8) Do not feed any animal protein! This includes insects such as crickets an mealworms. I can't believe it but there are still pet stores out there that are convinced that baby inguanas need animal protein. This is just not true. Iguanas are true vegans. NO ANIMAL PROTEIN!

9) Do not feed your iguana iceberg lettuce or any lettuce either! There is absolutely no nutrition in iceberg lettuce for iguanas or humans for that matter.

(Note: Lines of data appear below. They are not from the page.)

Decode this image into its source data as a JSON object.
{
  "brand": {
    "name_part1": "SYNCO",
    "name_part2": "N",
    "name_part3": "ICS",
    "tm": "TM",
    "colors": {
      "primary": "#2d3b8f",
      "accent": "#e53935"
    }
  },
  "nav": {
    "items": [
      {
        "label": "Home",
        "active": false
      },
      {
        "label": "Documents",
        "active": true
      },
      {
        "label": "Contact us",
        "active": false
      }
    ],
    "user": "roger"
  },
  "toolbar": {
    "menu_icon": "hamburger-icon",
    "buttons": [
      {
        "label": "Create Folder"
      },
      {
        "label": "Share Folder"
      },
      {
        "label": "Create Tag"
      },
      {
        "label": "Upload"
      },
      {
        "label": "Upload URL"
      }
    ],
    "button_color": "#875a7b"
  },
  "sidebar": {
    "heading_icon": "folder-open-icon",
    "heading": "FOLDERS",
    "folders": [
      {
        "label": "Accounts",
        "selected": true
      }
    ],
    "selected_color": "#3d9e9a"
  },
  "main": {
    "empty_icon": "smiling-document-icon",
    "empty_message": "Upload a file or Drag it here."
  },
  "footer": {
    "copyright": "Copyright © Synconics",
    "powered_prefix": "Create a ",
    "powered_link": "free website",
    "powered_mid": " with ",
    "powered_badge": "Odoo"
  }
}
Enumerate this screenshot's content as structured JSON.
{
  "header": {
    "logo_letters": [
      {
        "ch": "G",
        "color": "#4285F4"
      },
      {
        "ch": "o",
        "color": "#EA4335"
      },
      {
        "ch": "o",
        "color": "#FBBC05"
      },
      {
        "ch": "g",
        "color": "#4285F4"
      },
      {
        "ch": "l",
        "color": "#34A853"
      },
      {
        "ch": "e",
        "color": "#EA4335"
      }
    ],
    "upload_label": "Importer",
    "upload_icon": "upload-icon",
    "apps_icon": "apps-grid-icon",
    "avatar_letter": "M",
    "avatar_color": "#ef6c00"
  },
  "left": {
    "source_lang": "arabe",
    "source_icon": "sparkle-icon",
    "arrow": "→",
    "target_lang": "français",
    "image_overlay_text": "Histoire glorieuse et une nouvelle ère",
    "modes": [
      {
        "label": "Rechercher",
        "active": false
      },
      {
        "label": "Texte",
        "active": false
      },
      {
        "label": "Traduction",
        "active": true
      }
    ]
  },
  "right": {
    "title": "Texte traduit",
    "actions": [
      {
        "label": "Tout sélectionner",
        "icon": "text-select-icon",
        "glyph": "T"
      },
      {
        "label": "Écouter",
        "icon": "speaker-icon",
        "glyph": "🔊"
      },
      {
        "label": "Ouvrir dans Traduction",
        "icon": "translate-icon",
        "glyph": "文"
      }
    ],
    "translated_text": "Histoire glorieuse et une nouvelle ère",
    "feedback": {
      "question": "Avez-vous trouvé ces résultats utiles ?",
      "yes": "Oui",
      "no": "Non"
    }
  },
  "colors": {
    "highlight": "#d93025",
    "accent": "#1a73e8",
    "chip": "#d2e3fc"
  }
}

BE RESPONSIBLE! It is your responsibility to find out the facts before you buy a new pet, no matter what it is. Don't do something just because the pet store tells you to! In the same way that you don't trust just anyone who has a 'health care attorney, Los Angeles' sign out front, you should not trust someone just because they work somewhere with a 'pet store' sign. They are not authorities on iguanas. Check out different pet stores. Buy a book or two. Ask them questions that you already know the answers to to see if they are taking proper care of the iguanas in their care. If they say "oh yeah, iguanas are so easy to care for" take your business elsewhere. The fact of the matter is that they are NOT easy to care for. They can become easy to care for if the proper research is conducted, the proper environment is set up and the time is set aside for the proper care.